Asking me to pick a favorite dish is like asking me to pick which of my children I like best. Each dish has its own history in my life and, sometimes, in the life of my family.
Take bacon. When I was twelve, over at my friend Janelle’s house the morning of a sleepover, Janelle’s mom served us a mountain of pancakes and a wall of bacon. I put some bacon on my plate, tried to take a bite, and just couldn’t. Now when you are in North Carolina, where I was attending an arts school, you are expected to eat what you put on your plate. That day I was not a good, southern girl. Luckily, bacon seems to be one of those things you can pass on to your friends without much questioning. I slipped it to one of the other girls who happily ate it right up.

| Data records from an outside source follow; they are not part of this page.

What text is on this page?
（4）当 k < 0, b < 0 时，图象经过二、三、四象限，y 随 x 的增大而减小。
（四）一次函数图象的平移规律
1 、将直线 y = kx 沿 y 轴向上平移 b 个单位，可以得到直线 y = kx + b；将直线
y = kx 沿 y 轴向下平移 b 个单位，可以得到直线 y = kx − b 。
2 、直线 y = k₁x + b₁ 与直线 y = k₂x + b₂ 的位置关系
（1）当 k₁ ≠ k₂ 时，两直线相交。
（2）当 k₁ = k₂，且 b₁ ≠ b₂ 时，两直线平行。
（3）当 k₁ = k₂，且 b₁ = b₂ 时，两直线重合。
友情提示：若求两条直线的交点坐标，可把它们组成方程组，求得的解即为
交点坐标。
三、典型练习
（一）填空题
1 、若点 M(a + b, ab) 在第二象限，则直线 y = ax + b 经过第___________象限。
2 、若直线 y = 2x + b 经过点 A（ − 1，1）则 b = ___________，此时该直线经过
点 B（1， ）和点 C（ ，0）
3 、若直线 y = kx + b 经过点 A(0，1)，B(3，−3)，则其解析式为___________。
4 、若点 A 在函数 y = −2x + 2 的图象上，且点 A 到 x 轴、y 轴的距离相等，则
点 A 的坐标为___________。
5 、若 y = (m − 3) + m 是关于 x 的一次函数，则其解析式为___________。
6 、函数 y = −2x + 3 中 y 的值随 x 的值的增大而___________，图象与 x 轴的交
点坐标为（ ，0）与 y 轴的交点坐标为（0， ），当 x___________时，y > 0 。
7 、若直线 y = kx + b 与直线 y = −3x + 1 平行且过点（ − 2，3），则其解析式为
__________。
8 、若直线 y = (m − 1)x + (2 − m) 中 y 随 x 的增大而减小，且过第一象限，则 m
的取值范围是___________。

I did not touch bacon for fourteen years until one evening when I asked my husband if he would please go and get me a little bacon. He looked at me askance, but, since he is a great lover of bacon and since he figured his influence must have been changing me for the better, went downstairs to the bodega and brought back a pound of bacon. I ate the whole thing. Every last bite of it, no sharing.
A day later we found out I was pregnant with our daughter.
A dish, though, implies something with a bit more gravitas, then a lonely pan of bacon. It implies, to me, something besides dessert, too, which is my favorite of favorite foods, courses, and earthly delights. To help make a decision, I asked myself what I could eat for the rest of my life if I absolutely had to. It was a toss-up among miso soup, chicken soup, and whole roasted chicken with vegetables. In the end, the roasted chicken won out. My entire family will eat it with no complaints, no grumbles, just lots of chewing.
The recipe for my dry spice rub is
here. For a whole chicken, slice an organic lemon in half and place it into the chicken’s (cough) cavity along with two or three cloves of garlic and tiny bunch of thyme, rosemary, or your favorite herb. Pour a couple of tablespoons of olive oil or melted butter over the chicken and cover with 2-3 tablespoons of
the spice rub. Cram whatever veggies you’d like in the bottom of the pan in a single layer around the chicken.
Preheat the oven to 400 degrees F. Place your prepared chicken in the oven and cook for 20 minutes. Reduce the heat to 350 degrees and cook till the chicken is beautiful and browned. Basting is not essential but it does add more deliciousness and crispiness to the skin.
What is your absolute favorite dish? The one you could not live without?